No requerimento de 11 páginas, os advogados Celso Sanchez Vilardi, Paulo Amador da Cunha Bueno e Daniel Bettamio Tesser afirmam que o ex-presidente apresenta um “quadro de doenças crônicas múltiplas, sequelas cirúrgicas relevantes e alterações funcionais”. A defesa lista “sucessivas internações, múltiplas cirurgias abdominais, episódios recorrentes de pneumonia aspirativa, apneia obstrutiva do sono em grau grave, hipertensão arterial sistêmica, aterosclerose coronariana e carotídea, além de alterações neurológicas e instabilidade postural”, além do uso contínuo de medicações com efeitos centrais e cardiovasculares.

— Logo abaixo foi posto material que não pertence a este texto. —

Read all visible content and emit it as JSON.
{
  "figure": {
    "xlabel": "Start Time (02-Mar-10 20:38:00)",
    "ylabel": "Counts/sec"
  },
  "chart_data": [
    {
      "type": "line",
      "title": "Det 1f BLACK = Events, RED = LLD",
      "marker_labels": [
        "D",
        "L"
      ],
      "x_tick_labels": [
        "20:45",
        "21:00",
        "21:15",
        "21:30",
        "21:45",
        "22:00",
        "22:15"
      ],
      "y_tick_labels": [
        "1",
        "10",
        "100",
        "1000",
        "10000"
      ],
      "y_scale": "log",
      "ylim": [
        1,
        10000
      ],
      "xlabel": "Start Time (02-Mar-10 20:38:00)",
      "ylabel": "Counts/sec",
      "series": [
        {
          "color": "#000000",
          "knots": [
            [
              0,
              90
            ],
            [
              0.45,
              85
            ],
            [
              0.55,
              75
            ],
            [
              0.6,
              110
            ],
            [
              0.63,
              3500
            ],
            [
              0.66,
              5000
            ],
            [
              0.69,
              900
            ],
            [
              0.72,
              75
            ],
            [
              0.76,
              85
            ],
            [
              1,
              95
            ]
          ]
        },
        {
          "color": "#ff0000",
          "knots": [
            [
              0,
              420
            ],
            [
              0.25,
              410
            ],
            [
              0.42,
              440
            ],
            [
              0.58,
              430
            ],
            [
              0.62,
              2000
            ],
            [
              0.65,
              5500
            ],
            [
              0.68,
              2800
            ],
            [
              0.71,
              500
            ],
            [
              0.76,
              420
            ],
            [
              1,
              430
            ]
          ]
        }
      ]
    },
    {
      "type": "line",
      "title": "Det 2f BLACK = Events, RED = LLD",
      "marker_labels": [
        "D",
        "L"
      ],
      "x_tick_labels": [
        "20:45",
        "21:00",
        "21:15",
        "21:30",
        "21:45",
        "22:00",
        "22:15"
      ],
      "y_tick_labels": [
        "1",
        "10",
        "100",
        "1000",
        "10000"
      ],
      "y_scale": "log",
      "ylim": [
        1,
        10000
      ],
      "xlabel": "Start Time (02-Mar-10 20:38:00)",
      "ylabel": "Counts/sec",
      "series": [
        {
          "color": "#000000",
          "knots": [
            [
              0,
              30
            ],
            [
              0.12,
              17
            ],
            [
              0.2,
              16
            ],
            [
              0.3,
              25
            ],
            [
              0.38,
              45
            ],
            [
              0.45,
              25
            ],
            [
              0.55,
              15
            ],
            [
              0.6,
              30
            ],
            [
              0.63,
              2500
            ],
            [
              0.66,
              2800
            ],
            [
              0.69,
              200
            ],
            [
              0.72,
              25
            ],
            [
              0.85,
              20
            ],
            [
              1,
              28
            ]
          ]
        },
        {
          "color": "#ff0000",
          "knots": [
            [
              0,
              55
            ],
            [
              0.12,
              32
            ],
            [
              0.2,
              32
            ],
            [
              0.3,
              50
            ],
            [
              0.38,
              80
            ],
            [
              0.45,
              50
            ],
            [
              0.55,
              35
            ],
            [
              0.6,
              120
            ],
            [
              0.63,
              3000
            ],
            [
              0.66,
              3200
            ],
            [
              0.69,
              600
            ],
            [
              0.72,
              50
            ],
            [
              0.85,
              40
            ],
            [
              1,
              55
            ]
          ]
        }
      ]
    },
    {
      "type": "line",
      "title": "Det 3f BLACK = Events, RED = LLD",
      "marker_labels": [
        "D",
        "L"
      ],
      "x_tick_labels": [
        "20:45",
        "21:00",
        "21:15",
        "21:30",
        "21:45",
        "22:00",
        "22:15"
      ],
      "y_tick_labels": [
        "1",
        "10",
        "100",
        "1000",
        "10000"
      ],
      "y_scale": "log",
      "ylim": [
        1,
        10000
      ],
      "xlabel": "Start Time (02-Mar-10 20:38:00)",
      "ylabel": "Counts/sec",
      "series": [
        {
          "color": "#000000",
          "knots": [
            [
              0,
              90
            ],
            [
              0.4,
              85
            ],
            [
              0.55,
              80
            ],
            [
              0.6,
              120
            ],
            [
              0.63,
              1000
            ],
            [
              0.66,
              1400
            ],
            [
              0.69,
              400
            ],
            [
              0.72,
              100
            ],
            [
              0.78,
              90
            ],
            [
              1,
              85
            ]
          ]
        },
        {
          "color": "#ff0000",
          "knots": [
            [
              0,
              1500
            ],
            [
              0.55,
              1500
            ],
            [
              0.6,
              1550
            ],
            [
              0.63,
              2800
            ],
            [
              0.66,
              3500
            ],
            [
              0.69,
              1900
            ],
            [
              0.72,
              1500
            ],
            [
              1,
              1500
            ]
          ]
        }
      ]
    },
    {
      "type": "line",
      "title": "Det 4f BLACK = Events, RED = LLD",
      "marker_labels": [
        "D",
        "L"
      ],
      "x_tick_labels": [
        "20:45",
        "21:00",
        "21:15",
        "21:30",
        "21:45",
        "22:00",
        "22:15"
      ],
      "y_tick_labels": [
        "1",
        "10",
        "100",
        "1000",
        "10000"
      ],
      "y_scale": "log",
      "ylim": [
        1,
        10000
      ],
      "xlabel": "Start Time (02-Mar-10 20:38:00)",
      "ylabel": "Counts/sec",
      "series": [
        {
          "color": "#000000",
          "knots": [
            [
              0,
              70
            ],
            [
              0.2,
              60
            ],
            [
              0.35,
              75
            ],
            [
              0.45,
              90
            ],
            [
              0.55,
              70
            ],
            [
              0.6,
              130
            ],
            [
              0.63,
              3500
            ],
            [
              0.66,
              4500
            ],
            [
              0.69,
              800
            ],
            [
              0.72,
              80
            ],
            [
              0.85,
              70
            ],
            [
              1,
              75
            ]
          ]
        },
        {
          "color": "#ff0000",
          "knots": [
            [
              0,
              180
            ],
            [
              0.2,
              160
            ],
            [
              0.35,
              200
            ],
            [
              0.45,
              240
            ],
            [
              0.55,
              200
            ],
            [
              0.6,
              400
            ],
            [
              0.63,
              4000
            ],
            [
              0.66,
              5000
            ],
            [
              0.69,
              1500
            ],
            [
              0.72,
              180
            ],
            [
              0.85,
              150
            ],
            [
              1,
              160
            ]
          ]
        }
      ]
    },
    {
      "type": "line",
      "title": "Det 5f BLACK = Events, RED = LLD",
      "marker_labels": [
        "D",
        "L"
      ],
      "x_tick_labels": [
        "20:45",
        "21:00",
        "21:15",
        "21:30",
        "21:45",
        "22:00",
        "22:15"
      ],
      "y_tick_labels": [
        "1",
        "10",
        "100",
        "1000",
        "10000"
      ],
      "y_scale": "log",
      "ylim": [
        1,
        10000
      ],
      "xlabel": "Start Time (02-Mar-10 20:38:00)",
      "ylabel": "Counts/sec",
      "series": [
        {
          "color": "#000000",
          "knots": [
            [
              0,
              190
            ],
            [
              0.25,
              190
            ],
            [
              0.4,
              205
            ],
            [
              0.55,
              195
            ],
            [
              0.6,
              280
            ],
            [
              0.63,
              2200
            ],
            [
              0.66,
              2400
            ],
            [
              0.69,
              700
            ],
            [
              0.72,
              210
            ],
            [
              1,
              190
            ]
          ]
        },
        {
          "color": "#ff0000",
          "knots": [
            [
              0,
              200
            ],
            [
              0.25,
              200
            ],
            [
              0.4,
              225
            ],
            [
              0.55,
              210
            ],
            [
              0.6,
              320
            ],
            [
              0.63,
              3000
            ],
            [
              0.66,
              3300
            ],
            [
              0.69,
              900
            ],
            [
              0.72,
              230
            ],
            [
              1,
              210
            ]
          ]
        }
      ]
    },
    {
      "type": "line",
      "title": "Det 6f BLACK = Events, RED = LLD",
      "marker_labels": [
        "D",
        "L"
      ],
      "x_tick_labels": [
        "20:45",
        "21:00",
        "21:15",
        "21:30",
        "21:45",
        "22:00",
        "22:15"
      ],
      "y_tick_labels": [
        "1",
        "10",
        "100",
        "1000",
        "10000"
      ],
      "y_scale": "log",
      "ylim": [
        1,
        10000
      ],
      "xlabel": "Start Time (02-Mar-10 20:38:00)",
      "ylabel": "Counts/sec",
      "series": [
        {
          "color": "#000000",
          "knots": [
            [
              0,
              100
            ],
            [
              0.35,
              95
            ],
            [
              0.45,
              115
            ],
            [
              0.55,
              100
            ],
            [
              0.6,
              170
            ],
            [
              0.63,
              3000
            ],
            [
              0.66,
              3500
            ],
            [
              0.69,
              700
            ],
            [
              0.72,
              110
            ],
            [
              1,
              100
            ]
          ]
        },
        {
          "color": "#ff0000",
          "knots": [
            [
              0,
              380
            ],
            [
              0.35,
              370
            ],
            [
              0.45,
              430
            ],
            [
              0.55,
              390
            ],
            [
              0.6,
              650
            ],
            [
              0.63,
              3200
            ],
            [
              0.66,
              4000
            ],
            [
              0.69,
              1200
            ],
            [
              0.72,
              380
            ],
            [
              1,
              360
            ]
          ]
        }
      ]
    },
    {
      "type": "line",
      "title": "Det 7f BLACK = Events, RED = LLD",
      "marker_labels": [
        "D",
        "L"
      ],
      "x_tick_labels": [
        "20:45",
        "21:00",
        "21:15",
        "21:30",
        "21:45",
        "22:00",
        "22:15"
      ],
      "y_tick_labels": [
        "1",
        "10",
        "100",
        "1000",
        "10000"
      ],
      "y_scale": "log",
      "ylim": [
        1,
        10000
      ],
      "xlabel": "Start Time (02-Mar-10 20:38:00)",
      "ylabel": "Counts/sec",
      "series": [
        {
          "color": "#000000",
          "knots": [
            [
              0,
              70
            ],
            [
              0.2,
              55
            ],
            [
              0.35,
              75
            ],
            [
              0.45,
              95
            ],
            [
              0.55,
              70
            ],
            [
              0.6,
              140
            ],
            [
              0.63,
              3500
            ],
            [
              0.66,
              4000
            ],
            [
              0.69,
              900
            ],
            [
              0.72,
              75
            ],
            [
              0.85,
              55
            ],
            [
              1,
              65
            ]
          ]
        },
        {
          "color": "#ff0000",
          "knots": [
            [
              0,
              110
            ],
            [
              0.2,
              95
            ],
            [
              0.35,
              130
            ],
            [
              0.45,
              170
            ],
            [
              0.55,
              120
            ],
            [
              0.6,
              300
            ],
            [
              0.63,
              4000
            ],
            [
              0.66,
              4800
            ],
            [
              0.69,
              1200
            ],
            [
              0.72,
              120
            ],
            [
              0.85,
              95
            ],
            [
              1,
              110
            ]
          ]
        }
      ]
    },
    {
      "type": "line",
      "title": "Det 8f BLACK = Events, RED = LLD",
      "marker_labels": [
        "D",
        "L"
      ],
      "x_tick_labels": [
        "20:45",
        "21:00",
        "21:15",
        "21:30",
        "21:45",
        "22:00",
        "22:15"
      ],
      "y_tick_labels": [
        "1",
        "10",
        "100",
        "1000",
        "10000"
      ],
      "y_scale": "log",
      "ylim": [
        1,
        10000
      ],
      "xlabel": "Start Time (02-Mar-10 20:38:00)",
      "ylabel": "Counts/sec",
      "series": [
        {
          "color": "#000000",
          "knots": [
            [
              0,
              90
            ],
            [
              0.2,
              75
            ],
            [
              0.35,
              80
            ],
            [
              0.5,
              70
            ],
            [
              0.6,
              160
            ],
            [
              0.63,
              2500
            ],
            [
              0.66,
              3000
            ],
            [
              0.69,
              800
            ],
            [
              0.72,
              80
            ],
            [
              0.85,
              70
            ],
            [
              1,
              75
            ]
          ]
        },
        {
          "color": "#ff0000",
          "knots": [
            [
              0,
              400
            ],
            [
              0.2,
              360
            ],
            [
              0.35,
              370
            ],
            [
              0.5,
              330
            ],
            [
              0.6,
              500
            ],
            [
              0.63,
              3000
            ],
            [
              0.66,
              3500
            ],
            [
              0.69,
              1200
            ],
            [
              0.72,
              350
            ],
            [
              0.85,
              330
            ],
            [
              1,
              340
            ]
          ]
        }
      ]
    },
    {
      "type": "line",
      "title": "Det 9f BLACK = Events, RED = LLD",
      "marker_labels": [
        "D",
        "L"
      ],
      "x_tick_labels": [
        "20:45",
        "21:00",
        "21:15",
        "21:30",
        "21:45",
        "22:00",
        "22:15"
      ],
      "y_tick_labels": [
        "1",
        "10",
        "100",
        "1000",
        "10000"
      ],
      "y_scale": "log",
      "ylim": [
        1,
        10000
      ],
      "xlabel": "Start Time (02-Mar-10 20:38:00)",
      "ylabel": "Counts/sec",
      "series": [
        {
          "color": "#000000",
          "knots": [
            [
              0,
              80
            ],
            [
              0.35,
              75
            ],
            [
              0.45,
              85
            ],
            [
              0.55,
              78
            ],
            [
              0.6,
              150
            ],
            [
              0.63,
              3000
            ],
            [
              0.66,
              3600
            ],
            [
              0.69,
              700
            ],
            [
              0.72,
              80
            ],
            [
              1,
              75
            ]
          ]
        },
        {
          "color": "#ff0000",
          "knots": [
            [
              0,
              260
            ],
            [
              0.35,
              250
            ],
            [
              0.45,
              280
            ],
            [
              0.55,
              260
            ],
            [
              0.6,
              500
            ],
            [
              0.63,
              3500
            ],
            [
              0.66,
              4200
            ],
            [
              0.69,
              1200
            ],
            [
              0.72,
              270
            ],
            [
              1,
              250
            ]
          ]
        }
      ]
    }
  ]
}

A petição sustenta que a manutenção de Bolsonaro no regime fechado pode gerar “consequências graves ou irreversíveis”, caso não seja autorizado a cumprir em casa a pena de 27 anos e 3 meses por tentativa de golpe de Estado. Segundo os advogados, o quadro demanda “a presença física contínua de terceiros, sejam familiares capacitados ou profissionais de saúde”. Na última semana, parecer de peritos da Polícia Federal concluiu que o estado de saúde requer acompanhamento contínuo, mas não impede a permanência no presídio. Avaliação de 20 de janeiro indicou monitoramento rigoroso da pressão arterial, hidratação, alimentação fracionada, exames periódicos e uso contínuo de CPAP.
Sobre a Papudinha, a defesa afirma: “O 19º Batalhão não possui ambulatório médico próprio (…) foi necessária a disponibilização de médico exclusivo e de Unidade de Saúde Avançada do SAMU (…) em regime de rodízio de 24 horas”, o que revelaria “excepcionalidade e precariedade estrutural do arranjo”.
Os advogados anexaram 170 páginas de exames. Segundo a defesa, “todos os médicos registraram” que Bolsonaro “tem déficit no seu equilíbrio e no seu caminhar”. O documento cita caminhadas de “cerca de 1 km” e risco de quedas. “O parecer do assistente técnico” aponta risco “até [de] morte súbita”.